Handsomely lensed Hong Kong pic leans too hard on a drippy narrative and the wall-to-wall tunes of Ketchup.
An ensemble melodrama stuffed with sudden flashbacks and odd coincidences, “Merry-Go-Round” is a handsomely lensed Hong Kong pic that leans too hard on a drippy narrative and the wall-to-wall tunes of Ketchup, a jangly folk-pop band that tries and fails to channel the late Elliott Smith. Alternating between the late ’30s and the present, writer-directors Yan Yan Mak and Clement Cheng tell of Eva, once a flirtatious young nurse, now a regretful old pharmacist who struggles to keep a mortuary biz in the family. Skedded to open in Hong Kong in November, “Merry-Go-Round” will do most of its spinning on DVD.
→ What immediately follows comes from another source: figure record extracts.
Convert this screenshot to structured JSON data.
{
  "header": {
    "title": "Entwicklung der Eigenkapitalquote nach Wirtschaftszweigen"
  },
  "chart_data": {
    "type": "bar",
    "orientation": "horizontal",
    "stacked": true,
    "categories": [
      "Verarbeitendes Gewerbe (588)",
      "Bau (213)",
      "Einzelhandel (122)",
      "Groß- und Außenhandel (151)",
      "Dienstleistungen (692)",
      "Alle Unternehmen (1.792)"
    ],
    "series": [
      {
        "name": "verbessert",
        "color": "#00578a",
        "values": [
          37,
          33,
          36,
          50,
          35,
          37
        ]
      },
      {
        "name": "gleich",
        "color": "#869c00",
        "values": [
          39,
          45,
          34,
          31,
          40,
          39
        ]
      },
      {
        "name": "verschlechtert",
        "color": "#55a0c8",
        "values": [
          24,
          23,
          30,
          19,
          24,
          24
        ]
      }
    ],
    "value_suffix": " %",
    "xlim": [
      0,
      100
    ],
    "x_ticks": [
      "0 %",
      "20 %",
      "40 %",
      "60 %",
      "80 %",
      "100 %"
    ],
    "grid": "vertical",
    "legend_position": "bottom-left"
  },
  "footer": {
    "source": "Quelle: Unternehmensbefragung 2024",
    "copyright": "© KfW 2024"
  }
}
Other characters include Nam (Ella Koon), a young punk-style chick and compulsive photo-snapper who begs crotchety Hill (Teddy Robin Kwan) for a job at his Tung Wah Coffin Home, managed by real-estate agent Allen (Lawrence Chou). On the advice of an old friend (and a fortune cookie), Eva (Nora Miao) goes looking for her late grandpa and finds him at the Coffin Home before tossing greedy Allen to the ground in anger. There’s a twist or two, but Cheng and Mak too often confuse soap operatics with profundity.